T-Mobile announced Thursday that it plans to lay off 5,000 employees, or about 7% of its total workforce, over the next five weeks.
The cuts will mainly affect corporate and back-office jobs that are “primarily duplicative” of other roles and will reduce the company’s middle management levels, CEO Mike Sievert said. the letter Thursday to staff. The company plans to reduce its spending on “outsourced staff and resources,” but its retail and “consumer care” employees who work directly with customers will not be affected, he said.
“What it takes to attract and retain customers is materially more expensive than it was just a few quarters ago,” says Sievert.
T-Mobile’s cuts come months after a range of other technology companies — including Microsoft and Meta — announced months of layoffs as the companies grapple with an uncertain economic environment.
In its most recent quarterly earnings report last month, T-Mobile reported that sales fell 2.5% year-over-year and net subscriber additions were down slightly from the same period a year earlier, though it posted record low the buyer churn and increase profits. T-Mobile’s stock has fallen more than 7% since then Last August.

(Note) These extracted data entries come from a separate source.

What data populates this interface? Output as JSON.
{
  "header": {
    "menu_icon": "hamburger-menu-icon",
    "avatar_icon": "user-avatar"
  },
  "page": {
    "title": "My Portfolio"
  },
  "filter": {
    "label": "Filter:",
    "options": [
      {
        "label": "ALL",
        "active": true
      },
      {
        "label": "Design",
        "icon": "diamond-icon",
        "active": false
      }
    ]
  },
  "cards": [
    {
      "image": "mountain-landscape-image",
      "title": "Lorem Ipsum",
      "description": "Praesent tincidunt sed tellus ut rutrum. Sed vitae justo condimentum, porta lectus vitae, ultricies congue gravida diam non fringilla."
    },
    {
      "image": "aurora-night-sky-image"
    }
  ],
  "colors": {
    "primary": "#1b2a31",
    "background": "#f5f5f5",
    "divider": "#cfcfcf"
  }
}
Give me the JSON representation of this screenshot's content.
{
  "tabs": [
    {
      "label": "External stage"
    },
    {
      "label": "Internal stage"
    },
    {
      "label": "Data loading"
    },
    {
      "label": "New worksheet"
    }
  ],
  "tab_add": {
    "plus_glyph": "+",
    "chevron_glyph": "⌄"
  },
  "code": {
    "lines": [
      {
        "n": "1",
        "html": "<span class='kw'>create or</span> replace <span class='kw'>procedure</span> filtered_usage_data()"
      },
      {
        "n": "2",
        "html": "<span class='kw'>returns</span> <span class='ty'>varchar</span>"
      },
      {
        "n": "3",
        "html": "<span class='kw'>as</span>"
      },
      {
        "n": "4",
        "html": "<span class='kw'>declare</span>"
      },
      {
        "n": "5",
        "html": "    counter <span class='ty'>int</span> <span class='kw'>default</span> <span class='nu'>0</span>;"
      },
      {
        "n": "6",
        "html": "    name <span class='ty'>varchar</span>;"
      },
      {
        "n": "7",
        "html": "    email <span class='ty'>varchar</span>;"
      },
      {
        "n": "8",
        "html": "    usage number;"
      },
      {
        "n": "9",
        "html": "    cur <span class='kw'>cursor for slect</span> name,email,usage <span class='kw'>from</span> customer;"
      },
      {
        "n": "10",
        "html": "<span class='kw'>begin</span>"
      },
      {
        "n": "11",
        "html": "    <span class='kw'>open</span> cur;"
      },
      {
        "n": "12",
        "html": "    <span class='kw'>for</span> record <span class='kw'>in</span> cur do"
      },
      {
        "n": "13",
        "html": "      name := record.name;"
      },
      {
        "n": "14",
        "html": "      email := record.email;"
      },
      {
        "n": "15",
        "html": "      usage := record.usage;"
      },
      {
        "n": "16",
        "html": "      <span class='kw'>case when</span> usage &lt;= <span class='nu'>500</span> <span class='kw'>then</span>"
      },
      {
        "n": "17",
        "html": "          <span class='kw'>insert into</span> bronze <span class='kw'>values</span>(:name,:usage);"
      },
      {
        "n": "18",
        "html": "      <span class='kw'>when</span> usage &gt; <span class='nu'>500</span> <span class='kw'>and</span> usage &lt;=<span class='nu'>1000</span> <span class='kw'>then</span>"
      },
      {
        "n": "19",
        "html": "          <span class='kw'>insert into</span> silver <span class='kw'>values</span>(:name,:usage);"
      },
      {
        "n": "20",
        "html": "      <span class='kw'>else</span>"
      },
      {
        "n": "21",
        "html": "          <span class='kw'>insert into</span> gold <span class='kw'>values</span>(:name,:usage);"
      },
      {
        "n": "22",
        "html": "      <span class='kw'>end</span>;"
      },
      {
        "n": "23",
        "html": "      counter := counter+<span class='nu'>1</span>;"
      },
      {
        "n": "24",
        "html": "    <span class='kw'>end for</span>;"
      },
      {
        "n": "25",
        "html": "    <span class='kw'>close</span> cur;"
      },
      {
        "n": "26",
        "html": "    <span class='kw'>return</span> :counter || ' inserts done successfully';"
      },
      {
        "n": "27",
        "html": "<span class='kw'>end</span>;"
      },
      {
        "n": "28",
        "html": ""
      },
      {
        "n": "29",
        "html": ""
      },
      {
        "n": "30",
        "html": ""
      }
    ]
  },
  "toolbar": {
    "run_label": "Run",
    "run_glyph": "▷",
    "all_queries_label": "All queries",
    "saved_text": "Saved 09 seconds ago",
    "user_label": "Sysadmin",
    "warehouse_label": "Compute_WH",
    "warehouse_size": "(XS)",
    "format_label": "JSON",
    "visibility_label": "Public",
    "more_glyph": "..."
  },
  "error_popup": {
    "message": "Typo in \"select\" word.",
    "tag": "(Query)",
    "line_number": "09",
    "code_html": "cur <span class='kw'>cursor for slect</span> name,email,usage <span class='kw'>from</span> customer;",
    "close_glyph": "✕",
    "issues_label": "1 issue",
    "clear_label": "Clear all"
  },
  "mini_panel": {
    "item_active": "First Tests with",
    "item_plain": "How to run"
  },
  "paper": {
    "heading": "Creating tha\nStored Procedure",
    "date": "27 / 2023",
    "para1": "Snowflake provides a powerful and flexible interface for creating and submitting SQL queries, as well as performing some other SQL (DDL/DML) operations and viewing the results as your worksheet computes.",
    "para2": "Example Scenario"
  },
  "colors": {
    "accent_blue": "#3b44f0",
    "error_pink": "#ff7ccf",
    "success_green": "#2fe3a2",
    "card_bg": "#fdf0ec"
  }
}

Shares were trading down about 1% after the layoff announcement.
In Thursday’s letter, Sievert said that in the three years since it closed its acquisition of T-Mobile by rival carrier Sprint, it is working to streamline the combined businesses and accelerate the build-out of its high-speed Internet business. However, he suggested that it was important for the company to narrow its focus now.
“It’s clear that doing what we’re doing and doing it faster isn’t enough to keep up with these changing customer expectations going forward,” he said. “Today’s changes are to focus our expertise on a limited set of winning strategies.”
T-Mobile plans to notify the laid off workers in late September. The company estimates it will incur a $450 million pre-tax charge in the September quarter related to the reduction, according to Thursday’s securities filing.
Affected employees will receive “competitive severance packages” based on tenure, as well as accelerated stock vesting, access to career transition services and other benefits, Sievert told employees. He added that the company is not planning additional, widespread employee reductions in the near future.